Both of these perspectives miss the true meaning of a job as an opportunity to engage in valuable behavior for other people. This is because every new job created is fundamentally a bet that it will create value before a better opportunity comes along. Each job’s value is, therefore, a function of proper timing in service of fickle human preferences. Our changing preferences are why so many businesses either never get off of the ground and why even businesses that were once massively successful (e.g., Toys “R” Us, Kodak, and Borders Bookstores) sometimes break our sentimental hearts and close their doors.

The limited resources available to apply toward valuable opportunities are constantly changing, and this is why a top-down, government jobs guarantee or minimum wage is a fundamentally wasteful exercise. All they do is tie up talent and treasure that could otherwise be applied in more valuable ways.

But How?

Centralized economic decision-making in this vein has proven disastrous the world over.

There are two approaches to trying to channel individuals’ unique energies productively: top-down and bottom-up. In the top-down approach, lobbyists, bureaucrats, and legislators (in that order) in Washington, D.C., design a system to identify employment needs (such as infrastructure), manage work projects, and vet job candidates.
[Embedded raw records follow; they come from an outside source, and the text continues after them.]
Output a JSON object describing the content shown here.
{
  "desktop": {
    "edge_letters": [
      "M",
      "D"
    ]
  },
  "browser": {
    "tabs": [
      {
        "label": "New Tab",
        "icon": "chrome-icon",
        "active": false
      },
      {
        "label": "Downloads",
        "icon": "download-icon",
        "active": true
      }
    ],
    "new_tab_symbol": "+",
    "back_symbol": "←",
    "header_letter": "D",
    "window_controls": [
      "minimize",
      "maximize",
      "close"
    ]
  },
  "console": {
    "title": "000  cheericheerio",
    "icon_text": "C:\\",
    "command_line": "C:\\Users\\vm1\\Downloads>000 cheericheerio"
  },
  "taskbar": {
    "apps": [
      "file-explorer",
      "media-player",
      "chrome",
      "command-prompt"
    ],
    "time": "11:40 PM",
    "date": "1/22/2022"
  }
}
The success of this model hinges entirely on a small group of D.C. insiders being at least mostly correct as to the most productive uses of this newly available gigantic workforce. If, at any point, the chain of Beltway decision-making is corrupted ethically (virtually impossible to avoid) or is confronted with imperfect knowledge about the particular details of a work project (entirely impossible to avoid), the integrity of the entire effort collapses.
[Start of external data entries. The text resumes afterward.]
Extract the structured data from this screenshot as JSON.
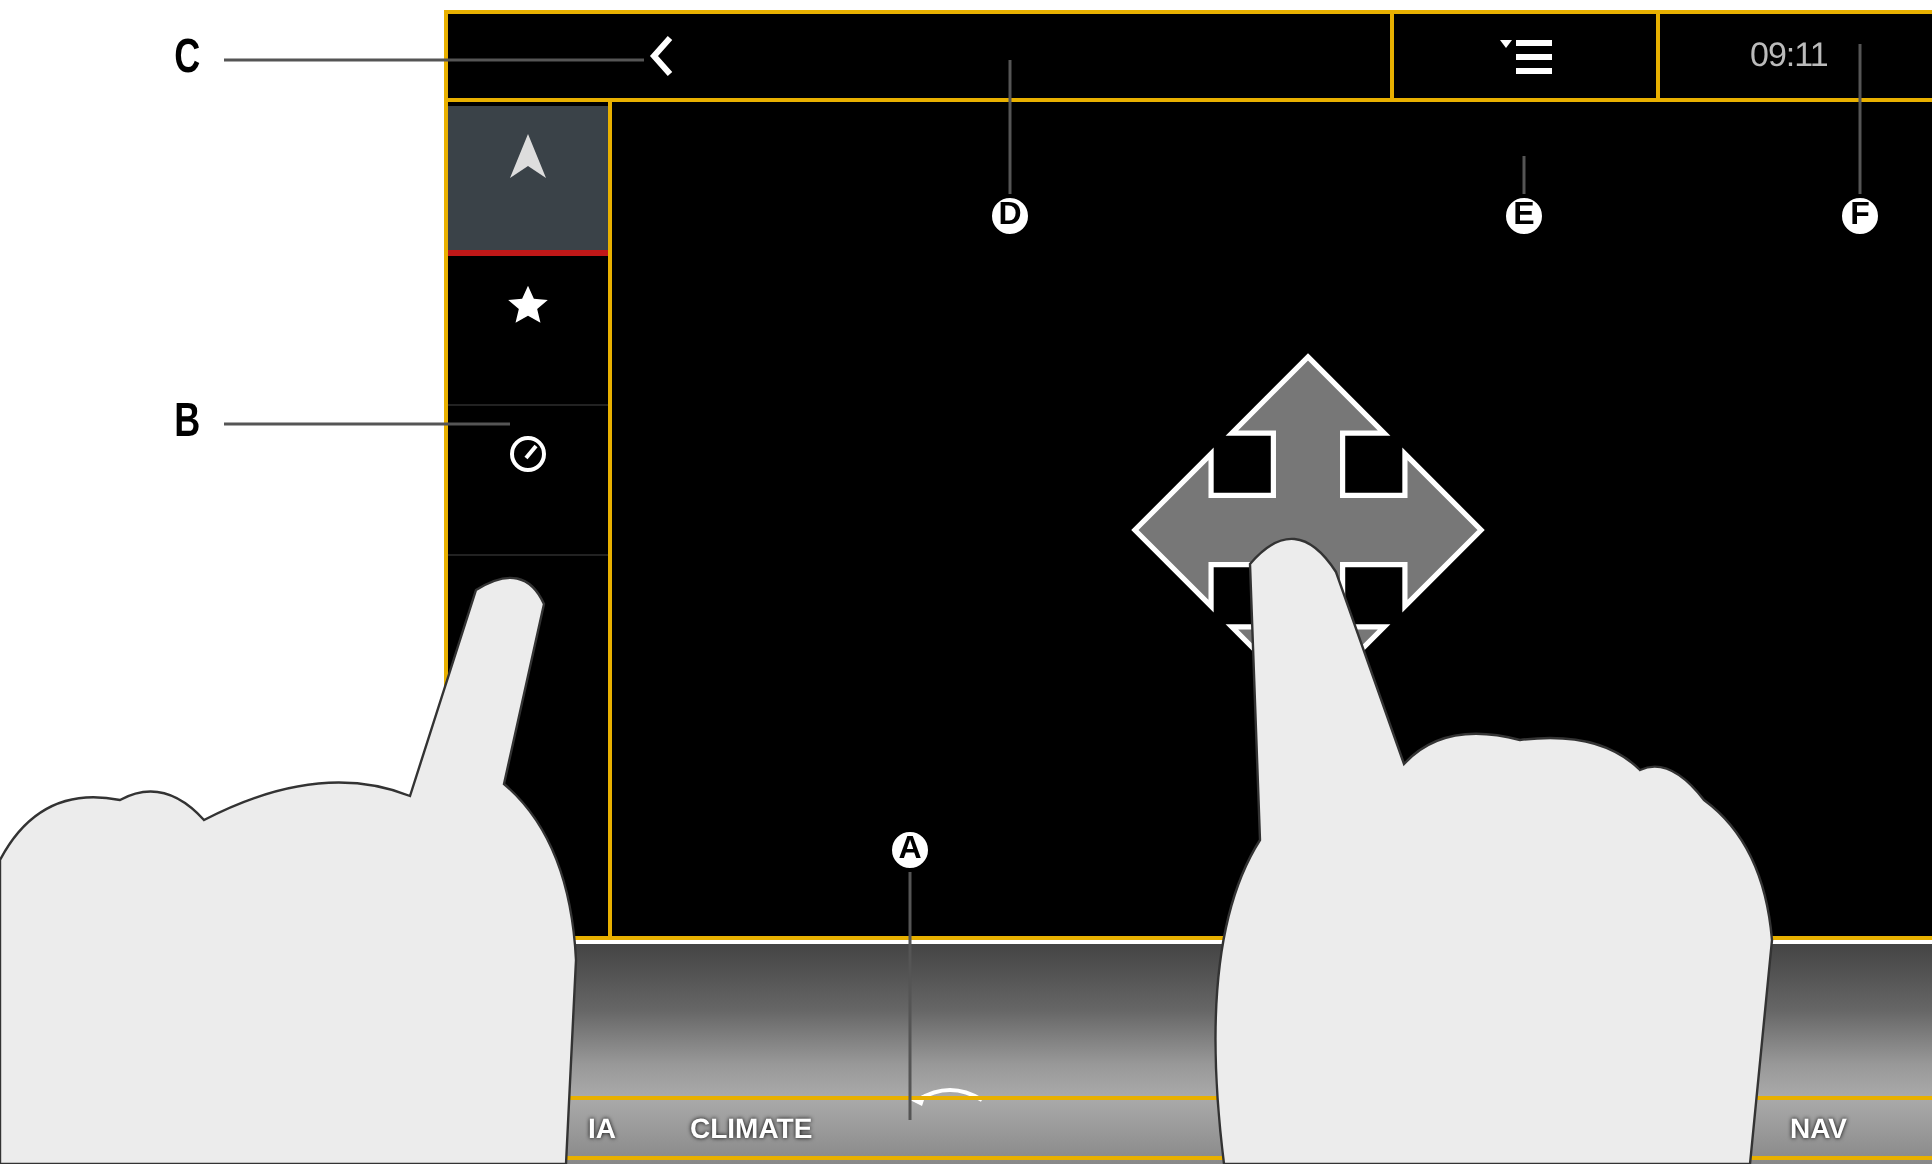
{
  "top_bar": {
    "time": "09:11"
  },
  "sidebar": {
    "items": [
      {
        "kind": "navigation",
        "selected": true
      },
      {
        "kind": "favorites",
        "selected": false
      },
      {
        "kind": "gauge",
        "selected": false
      }
    ]
  },
  "callouts": [
    {
      "label": "C",
      "kind": "plain"
    },
    {
      "label": "B",
      "kind": "plain"
    },
    {
      "label": "D",
      "kind": "circled"
    },
    {
      "label": "E",
      "kind": "circled"
    },
    {
      "label": "F",
      "kind": "circled"
    },
    {
      "label": "A",
      "kind": "circled"
    }
  ],
  "console": {
    "buttons": [
      "IA",
      "CLIMATE",
      "NAV"
    ]
  }
}
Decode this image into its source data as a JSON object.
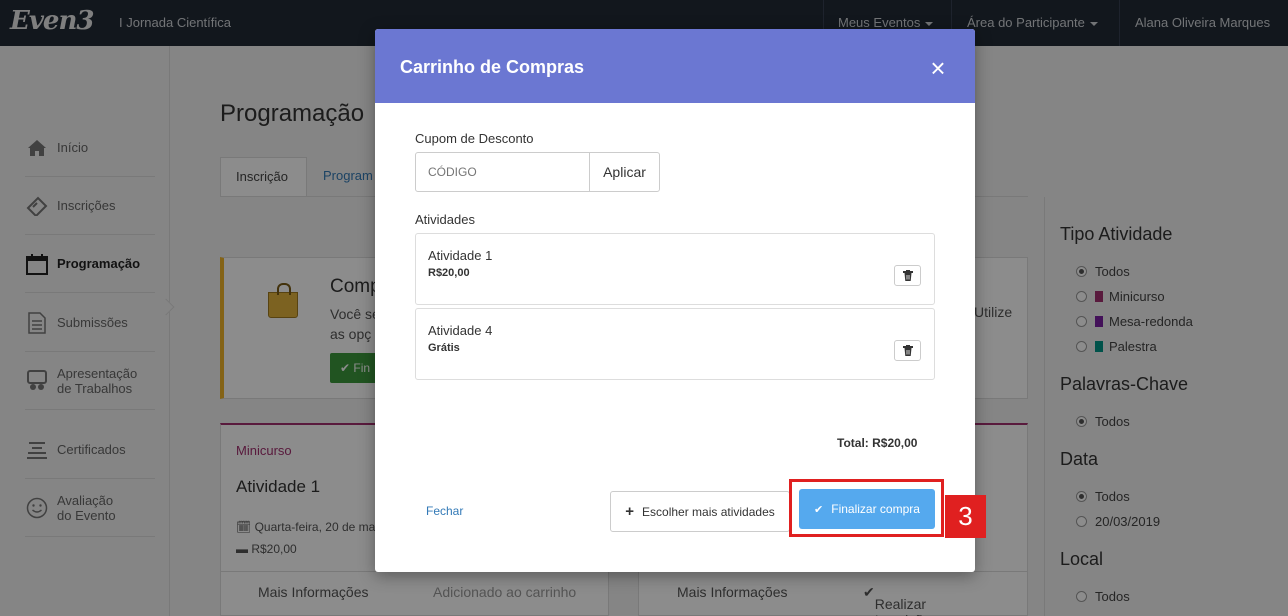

Centralized economic decision-making in this vein has proven disastrous the world over, from the imposition of a federal minimum wage that prompts fast food companies in the U.S. to automate taking orders, to mass misery, starvation, and death in every country that has gone in on communism/socialism.

The bottom-up model, on the other hand, decentralizes the decision-making to entrepreneurs and offices nationwide.

The bottom-up model, on the other hand, decentralizes the decision-making to entrepreneurs and offices nationwide. Given the local ownership of the resources needed to employ people, this bottom-up approach also better aligns the incentives bosses have to strive for productive uses of labor. (Bosses have to demonstrate value creation, too!)

A strictly limited pot of resources in a business starting up in Norman, Oklahoma, for example, must generate value quickly, unlike a pot of billions of dollars flowing from D.C. This locally-sourced, bottom-up approach has an added benefit of being nimble enough to change course on a dime compared to the massive Carnival cruise ship that is every government body.

What Can We Do?

So, what can reasonably be done to address the actual material needs of 13.4 million fellow Americans who would most likely prefer to become independent, value-creating, productive members of society? Policy prescriptions that do anything other than remove the barriers for individuals to create businesses are likely to fall flat. This means we must each cast skeptical eyes at any proposals to create jobs, that favor any company or industry over another, that set minimum or maximum prices on either goods or labor, or do anything beyond permitting people to act on the special, local knowledge they have about their own needs and circumstances.

Nobel laureate F.A. Hayek wrote about the real, unintended consequences of intellectual hubris in his classic, The Road to Serfdom:

“We are ready to accept almost any explanation of the present crisis of our civilization except one: that the present state of the world may be the result of genuine error on our own part and that the pursuit of some of our most cherished ideals has apparently produced results utterly different from those which we expected.”

Recognizing the real limitations of the knowledge of leaders and experts won’t make for a perfect world, but it will allow us to begin creating for ourselves a much less imperfect one.